If DHs sisters felt it was a situation they could not handle, Adult Protection Services could have been called to evaluate. APS could placed her in hospital or nursing home to have her evaluated. Then would have called her children to work out the next step. You could have told them with 3 children and work responsibilities, that you could not have her living with u. Mental illness and Dementia being unpredictable u would worry about the safety of ur children. You also don't have the income to help her. So, she can't live with you. APS would be responsible for placing her somewhere safe. U may have allowed the state to become her guardian.
Yes, in a perfect world. But you may be able to still take that route. Explaining what happen and finding out she is much worse than expected. That u are afraid for the safety of ur children.
Please, never leave ur children alone with her. And if she does get violent, call the police. Tell them she can't return.
Include your MIL as little as possible so your children have good memories of the day.
Have a small celebration with MIL for maximum of two hours then go about the “real” celebration activities.
She doesn’t need to be involved for Halloween.
When you have outside activities planned for the kids, have a reliable good person who can care for/watch over MIL at home. Clearly she cannot handle the activities, too much going on, too many people, etc. It can be overwhelming to someone with dementia. Routines are good. Familiar surroundings are good. Sometimes it can be sun-downing, in which case there are recommendations for dealing with this, including some anti-anxiety medication. There can also be ramifications if she has a UTI. I was skeptical of this until it happened to my mother. She is/was in MC at the time, but the outrageous behavior ONLY happened later in the day - morning after she'd be fine, next afternoon/evening, out of control! The last two UTIs have resulted in nighttime bed-wetting. But indeed a UTI should be considered sometimes.
Keep her involved for sure, but keep it in home, small "activities", nothing that will seriously impact her routine or be too "busy." Having the whole family over for any holidays or other events will likely be too much. It might be best to have gatherings outside the home and hire someone to watch over her at home while you celebrate. Later, she could be included in mini-celebrations, such as cake and ice cream for birthdays, smaller immediate family meals for holidays, etc.

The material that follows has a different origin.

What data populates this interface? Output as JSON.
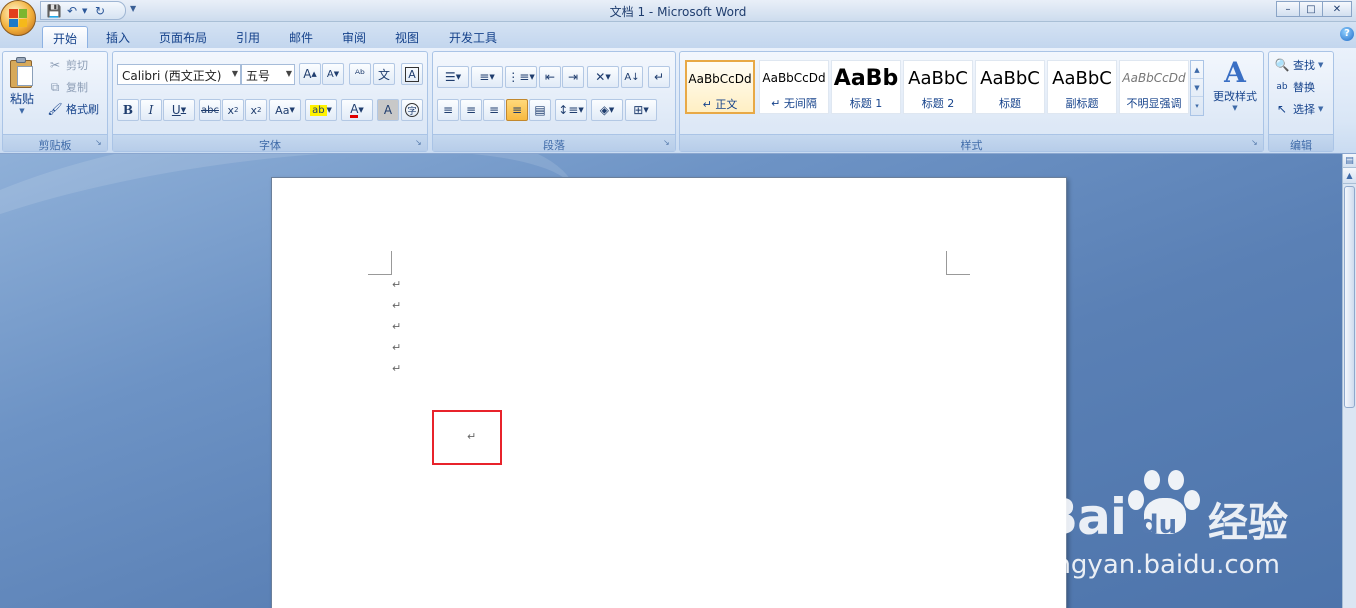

Easter/Thanksgiving/Christmas so it is an honor to stay with her and celebrate in simple ways. Siblings and grandchildren visit during the week of holidays so she does get to see everyone. I have (hopefully) many years left to celebrate with the family. Perhaps you have someone in your family who also might be willing to stay with your MIL and have simple celebrations in her home?
is it possible for her to stay at a local nursing facility for a couple nights as a “fun getaway for her” where they will be having holiday festivities ?
i dont know if id tell her too far in advance tho so she doesnt get apprehensive.
Enjoy the gatherings and events with your family and leave your MIL at home. If she lives with you, you may need to get a sitter for her.
https://www.agingcare.com/questions/estranged-mil-suddenly-in-our-care-what-do-we-do-first-453506.htm
This is great that tests are being done. Thyroid can cause a lot of problems. There is Hyper ( lose weight) and a Hypo (gain weight) My Mom had Graves which is even worse. Her heart rate was so fast she wasn't getting enough oxygen. Meds helped and her numbers became normal. Thyroid has to do with hormones. Your MIL being in her 50s is probably going thru Menopause too. Big hormone fluctuation there.
I pray that tests result in finding its not a Dementia and thats its something a few meds can correct.